Start the vegetables
- Preheat the oven to 450°F and place a sheet pan inside to warm.
- Bring a large pot of salted water to a boil.
- Add the potatoes and Brussels sprouts (remove the root ends before adding).
- Boil, stirring occasionally, 10 to 12 min., until tender.
- Drain the vegetables.

Make the garlic butter
- Meanwhile, in a medium bowl, microwave 4 tbsp butter (double for 4 portions), in 15 sec. increments, until softened.
- Add the garlic, cheese and S&P; stir well.

Finish the vegetables
- Generously drizzle the sheet pan from the oven with oil.
- Transfer the vegetables to a cutting board.

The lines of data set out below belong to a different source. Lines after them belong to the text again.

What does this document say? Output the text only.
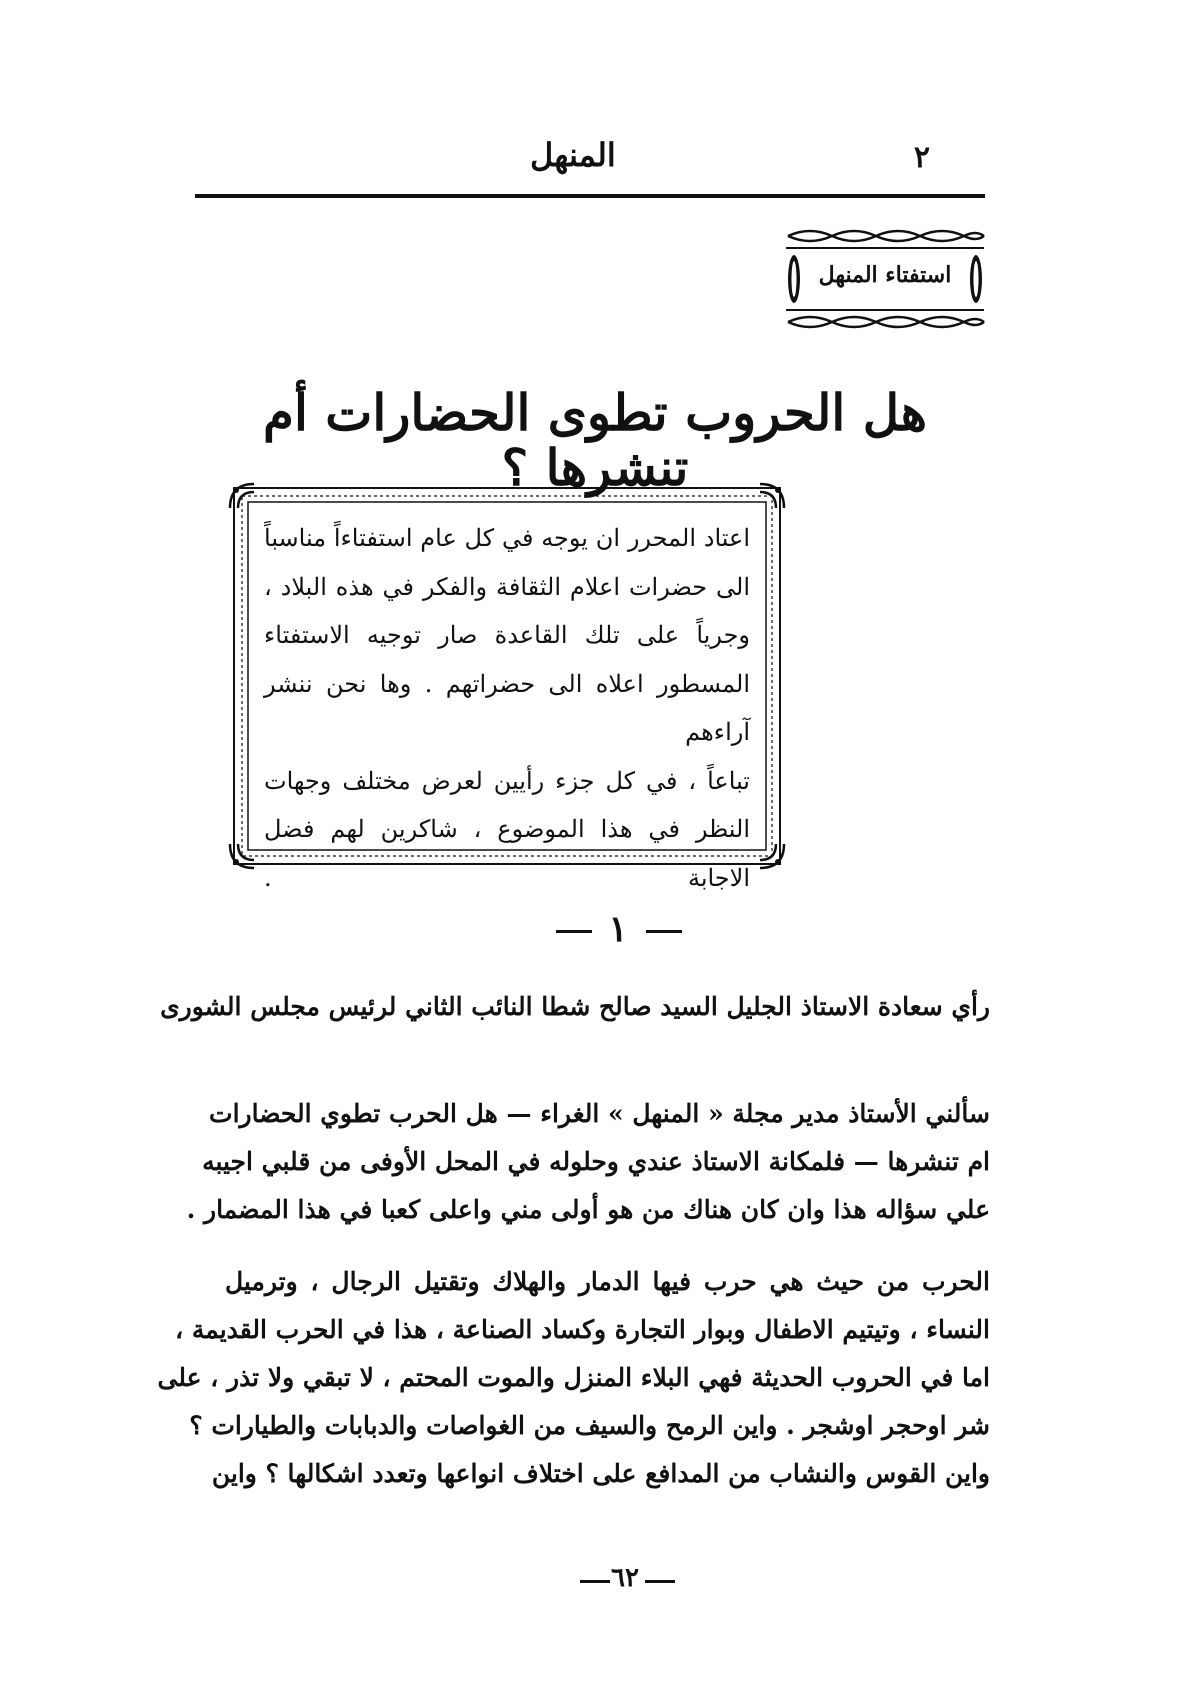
٢
المنهل
استفتاء المنهل
هل الحروب تطوى الحضارات أم تنشرها ؟
اعتاد المحرر ان يوجه في كل عام استفتاءاً مناسباً
الى حضرات اعلام الثقافة والفكر في هذه البلاد ،
وجرياً على تلك القاعدة صار توجيه الاستفتاء
المسطور اعلاه الى حضراتهم . وها نحن ننشر آراءهم
تباعاً ، في كل جزء رأيين لعرض مختلف وجهات
النظر في هذا الموضوع ، شاكرين لهم فضل الاجابة .
١
رأي سعادة الاستاذ الجليل السيد صالح شطا النائب الثاني لرئيس مجلس الشورى
سألني الأستاذ مدير مجلة « المنهل » الغراء — هل الحرب تطوي الحضارات
ام تنشرها — فلمكانة الاستاذ عندي وحلوله في المحل الأوفى من قلبي اجيبه
علي سؤاله هذا وان كان هناك من هو أولى مني واعلى كعبا في هذا المضمار .
الحرب من حيث هي حرب فيها الدمار والهلاك وتقتيل الرجال ، وترميل
النساء ، وتيتيم الاطفال وبوار التجارة وكساد الصناعة ، هذا في الحرب القديمة ،
اما في الحروب الحديثة فهي البلاء المنزل والموت المحتم ، لا تبقي ولا تذر ، على
شر اوحجر اوشجر . واين الرمح والسيف من الغواصات والدبابات والطيارات ؟
واين القوس والنشاب من المدافع على اختلاف انواعها وتعدد اشكالها ؟ واين
٦٢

Using the back of a fork (or the bottom of a cup), smash to flatten.
- Arrange on the sheet pan and toss with a drizzle of oil, ⅔ of the spices and S&P.
- Roast, flipping halfway, 10 to 12 min., until beginning to brown.
- Add ½ the garlic butter; toss well.
- Switch the oven to broil, 3 to 4 min., until beginning to crisp.

Cook the steaks
- Meanwhile, pat the steaks dry; season with the remaining spices and S&P.
- In a large pan, heat a drizzle of oil on medium-high.
- Add the steaks* and cook, 2 to 3 min. per side, until cooked as desired.
- Transfer to a cutting board and let rest before slicing.

Make the salad
- Meanwhile, in a large bowl, combine the vinegar, 2 tbsp oil (double for 4 portions) and S&P.
- Add the baby greens and watercress; toss well.

Plate your dish
- Divide the steaks, vegetables and salad between your plates.
- Top the steaks with the remaining garlic butter. Bon appétit!
*Health Canada recommends cooking beef to a minimum internal temperature of 63°C.